All of this has been repeatedly narrated over the time frames (1933-1945 or 1939-1945), inevitably in parallel to other entangled events and phenomena, from the euthanasia program to the 20 July 1944 bomb plot to Katyn to Dresden (all of which might be mentioned in a standard narrative history).The fallout from all this in the aftermath from 1945 onwards is equally entangled.
So from one perspective this is naturally "complicated and expansive". From another it's really no more complicated than WWII in Europe, or the rise and fall of the Third Reich. The order in which things happened has been long established and summaries like the Wikipedia page on the Holocaust will mention the essentials, e.g. that gassing was first used in the euthanasia program is the very first line in the sub-section on the extermination camps.
https://en.wikipedia.org/wiki/The_Holoc ... tion_camps
The literature on WWII, the Third Reich and the Holocaust is extensive, and it's fairly obvious that individual incidents as well as personalities are the main building blocks. A battle, a diplomatic coup, a forced labour camp, a ghetto, an extermination camp, a Nazi leader, a Soviet killing action like Katyn, a bombing raid on a German city. These are synthesised into national and regional studies, or themes (like the bombing war).
Each has its literature. The extent is uneven, which is why one can search
https://search.worldcat.org/ and get 4,308 hits for Katyn but 2,728 hits for Treblinka.

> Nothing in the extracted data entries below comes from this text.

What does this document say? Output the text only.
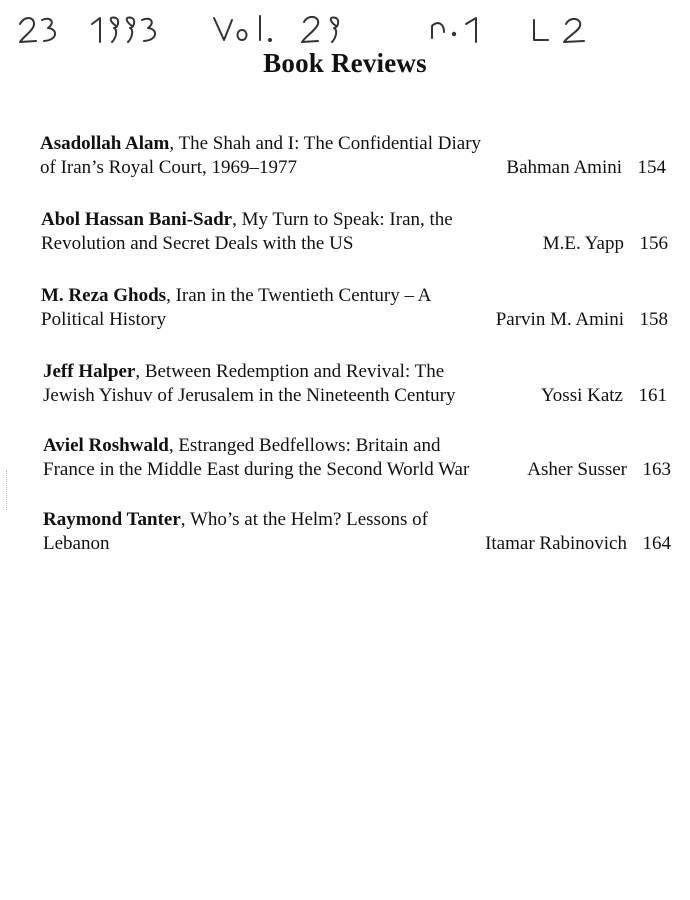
Book Reviews
Asadollah Alam, The Shah and I: The Confidential Diary of Iran’s Royal Court, 1969–1977	Bahman Amini 154
Abol Hassan Bani-Sadr, My Turn to Speak: Iran, the Revolution and Secret Deals with the US	M.E. Yapp 156
M. Reza Ghods, Iran in the Twentieth Century – A Political History	Parvin M. Amini 158
Jeff Halper, Between Redemption and Revival: The Jewish Yishuv of Jerusalem in the Nineteenth Century	Yossi Katz 161
Aviel Roshwald, Estranged Bedfellows: Britain and France in the Middle East during the Second World War	Asher Susser 163
Raymond Tanter, Who’s at the Helm? Lessons of Lebanon	Itamar Rabinovich 164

Those are not individual books or articles, but potentially any book whose table of contents or publisher blurb mentions the keyword, or if subject classifications do, and to be divided by crowdsourced triplicate entries for the exact same title, plus translations, reprints and new editions. Then one must consider whether there are entwined locations - for Treblinka, quite obviously, the Warsaw ghetto is one, so another 7157 hits (and 369 hits for Warsaw ghetto Treblinka for the blurb-contents level overlap). Five times as many people died in the Warsaw ghetto as in the 'Katyn' complex, so the amount of literature churned out is still favouring Katyn. More is written about Europe in this era than about Asia, but the balance is shifting and attention globally is catching up - so Nanjing massacre has 2037 hits catalogued and that number will only grow. All of these searches will include studies of the aftermath, commemoration, museums, in relevant cases trials, and studies of the feature films made about them if any were made.
How one deals with such enormous piles will depend on the level of study, but the depth of reading needed will be judged similarly at each stage. Familiarity with the relevant languages will be one limiter, but past a certain point one would need to know Chinese and Japanese to write more on Nanjing, just as one needs to know Polish to write about Katyn or Treblinka, as well as other languages. The translation/language bottlenecks affect any topic - one hopes that those writing on the Syrian civil war or ISIS will know Arabic and can engage with such sources.
The common principle at every stage past school level is engaging with multiple secondary sources, then primary sources as well. The end game for a properly researched study (book, PhD) is thus usually several hundred secondary sources and a range of primary sources. What is well-researched and what is missing key studies will soon become apparent. And that applies to every topic, potentially, since there will be a lot to digest with aspects of WWI, Stalinism, or the Vietnam War, too.